If you’re in public, excuse your kid and wait until they’ve calmed down before returning to your activity. Additionally, take into account avoiding difficult circumstances, such as going shopping during your child’s nap time, and make sure to commend your youngster for acceptable behavior.

You may support your child during this challenging period by embracing the changes he or she is going through and demonstrating your love and respect for him or her.

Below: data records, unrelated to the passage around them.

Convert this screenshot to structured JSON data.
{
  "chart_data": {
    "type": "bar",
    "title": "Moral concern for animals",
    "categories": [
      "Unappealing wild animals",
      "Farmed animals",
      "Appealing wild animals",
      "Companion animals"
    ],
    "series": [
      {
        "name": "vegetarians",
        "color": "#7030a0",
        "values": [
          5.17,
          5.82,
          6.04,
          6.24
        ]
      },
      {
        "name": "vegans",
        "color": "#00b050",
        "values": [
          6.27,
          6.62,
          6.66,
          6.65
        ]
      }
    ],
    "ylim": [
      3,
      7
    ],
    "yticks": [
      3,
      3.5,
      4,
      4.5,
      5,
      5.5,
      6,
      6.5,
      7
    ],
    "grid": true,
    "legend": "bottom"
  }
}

Don't Ignore Their Emotions

If your toddler has temper tantrums, try not to ignore his or her emotions. Instead, talk with him or her about how he or she feels. You might say something like, “I see you’re mad at me. I’m sorry I didn’t do what you wanted. Let’s go play outside now.”

Teach Them About Feelings

If you’re having trouble with your toddler’s behavior, try teaching him how to express his feelings. You can do this by talking to him about his feelings and helping him learn to recognize his emotions.

Toddlers often struggle with expressing their emotions, which makes them feel uncomfortable and anxious. By teaching toddlers how to identify their feelings, you can help them understand what they’re feeling and why they’re feeling it. For example, if your child is upset because he doesn’t want to share his toys, you could say something like “I know you really wanted to keep those toys all to yourself, but sharing is important.” Or if your child is angry because she wants to watch TV instead of playing outside, you might say “You’re mad at me because you want to play outside, but we both know you’ll be happier inside watching TV.”